The findings highlight a troubling trend: from 2010 to 2022, approximately 11% of the trees detected on farmlands during 2010-2011 had vanished by the period of 2018-2022. This significant reduction in tree numbers was determined by comparing satellite images over the years, leading researchers to conclude that these trees had “disappeared.” India, with 56% of its land dedicated to agriculture and 22% covered by forests, has the largest agricultural area in the world. However, the changes in tree cover within these farmlands have been largely overlooked until now. This new study underscores the critical need to monitor and address tree cover loss outside of traditional forested areas.

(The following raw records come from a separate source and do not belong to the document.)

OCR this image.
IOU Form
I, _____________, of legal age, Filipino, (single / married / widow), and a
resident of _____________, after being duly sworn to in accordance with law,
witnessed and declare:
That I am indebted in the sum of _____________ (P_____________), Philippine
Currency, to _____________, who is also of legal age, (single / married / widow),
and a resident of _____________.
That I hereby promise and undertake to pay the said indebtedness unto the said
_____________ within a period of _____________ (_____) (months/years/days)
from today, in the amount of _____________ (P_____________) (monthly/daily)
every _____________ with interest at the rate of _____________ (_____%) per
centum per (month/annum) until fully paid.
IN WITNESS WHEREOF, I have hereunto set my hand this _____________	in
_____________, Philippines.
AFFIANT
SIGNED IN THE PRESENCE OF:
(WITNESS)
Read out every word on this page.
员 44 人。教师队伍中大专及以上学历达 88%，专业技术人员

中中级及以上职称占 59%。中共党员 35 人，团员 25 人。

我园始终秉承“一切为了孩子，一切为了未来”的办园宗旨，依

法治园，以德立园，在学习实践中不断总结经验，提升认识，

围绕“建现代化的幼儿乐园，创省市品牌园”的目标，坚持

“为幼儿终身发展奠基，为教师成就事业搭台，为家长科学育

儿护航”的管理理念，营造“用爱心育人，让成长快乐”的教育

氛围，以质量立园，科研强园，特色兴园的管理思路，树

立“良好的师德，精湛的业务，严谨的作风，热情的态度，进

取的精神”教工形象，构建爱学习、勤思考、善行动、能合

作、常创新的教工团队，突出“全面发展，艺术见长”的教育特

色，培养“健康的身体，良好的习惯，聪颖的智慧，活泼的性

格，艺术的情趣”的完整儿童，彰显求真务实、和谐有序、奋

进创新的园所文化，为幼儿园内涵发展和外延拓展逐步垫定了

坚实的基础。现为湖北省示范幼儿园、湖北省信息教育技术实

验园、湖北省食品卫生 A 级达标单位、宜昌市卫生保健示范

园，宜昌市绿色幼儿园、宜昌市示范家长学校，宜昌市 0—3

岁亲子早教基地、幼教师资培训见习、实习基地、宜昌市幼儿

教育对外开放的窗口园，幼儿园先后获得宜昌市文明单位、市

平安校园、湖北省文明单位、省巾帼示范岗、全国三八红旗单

Interestingly, the FSI’s latest report indicates an increase in India’s overall tree cover from 2019 to 2021. However, this data focuses on the total acreage rather than the number of individual trees, potentially overlooking significant losses within specific regions like farmlands. The FSI’s methodology, while comprehensive for broader forest areas, misses the granularity needed to detect changes in individual tree counts as effectively as the method employed by the University of Copenhagen researchers.

The implications of this study are profound. Trees play a vital role in maintaining ecological balance, providing shade, and supporting biodiversity in agricultural landscapes. The loss of nearly 6 million trees could have far-reaching consequences for the environment, agricultural productivity, and local communities dependent on these ecosystems.

This research calls for a reevaluation of current monitoring practices and emphasizes the necessity for more detailed and localized studies to understand and mitigate tree cover loss. It also highlights the importance of integrating high-resolution satellite data and advanced machine learning techniques in environmental monitoring to capture the true scale of changes occurring in our landscapes.